I have slightly oversimplified matters, because the logical structure of a proof-discovery tree would not always be as clear-cut as the above account would suggest. For example, if somebody proposes a variant of a question on the grounds that it might illuminate that question, then how does such a proposal fit into a proof-discovery tree? Here, I would envisage sticking to the tree structure, but making clear that one was not talking about formal logical implication. For instance, if a node of the tree was concerned with trying to prove Statement A, then Approach 1 might be, “Prove Statement B first, and then modify the argument to give a proof of Statement A.” There would be no guarantee that this approach would succeed, even if one managed to prove Statement B, but one could still have a link to a page all about Statement B. If the Statement B node ended up as a successful one, then one would go back to the Approach 1 node and follow a different subtree that was devoted to the question of how to modify the (now known) proof of Statement B. That subtree would be connected to Statement A in a more precise logical way.
My ultimate fantasy is that it might be possible to solve a problem without anybody taking a global view: everybody would concentrate on local questions, and at some point the proof-discovery tree would become a successful one. Success would be a purely formal property that one could verify automatically. How? Well, each time you had a node of the tree at the top of a successful tree, you would go to its parent node and make a note to the effect that one of the ingredients needed for that node to be successful had now been supplied. If it was the last ingredient then you would iterate this process, and if the top node became successful then you would be done.
I should explain further what I mean by “global view”. In one sense the initial, very general nodes of the tree would constitute global views of the problem. But that is not what I am talking about. These nodes would still be local when considered as part of the proof-discovery tree: it might be possible to understand that a certain general approach was worth trying but have only a very limited appreciation of how that idea could play out. So what I mean by “global view” here is a good understanding of a large part of the tree rather than merely an understanding the vertices that happened to be near the root.
If some fantasy like this became a reality, so that in an essential way the problem was solved by a collective super-brain and not by the combined global understanding of a handful of individual brains, then the problems about credit would be even more interesting.

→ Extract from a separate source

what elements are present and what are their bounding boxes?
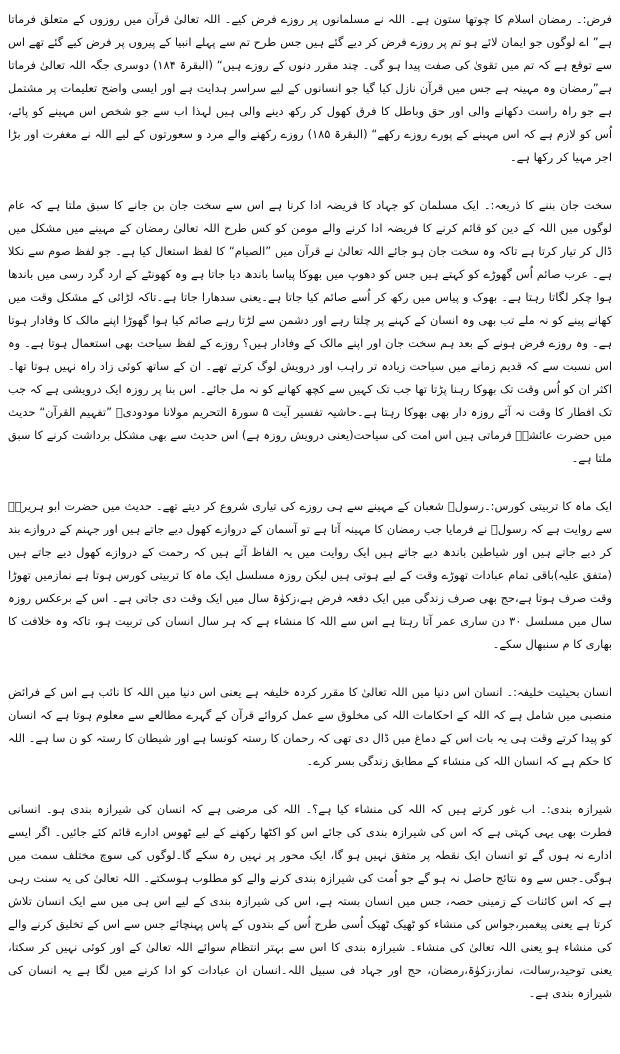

An ultimately successful Polymath project would be one in which nobody had done anything very impressive (just as a neuron doesn’t have deep thoughts) and yet the collective achievement was a notable one. Why would anybody want to contribute to such a project? I’m not sure, but I’m also not sure why so many people are prepared to give so much of their time to the open software movement. Perhaps it might be for some strange reason like wanting to know the solution to an interesting mathematics problem.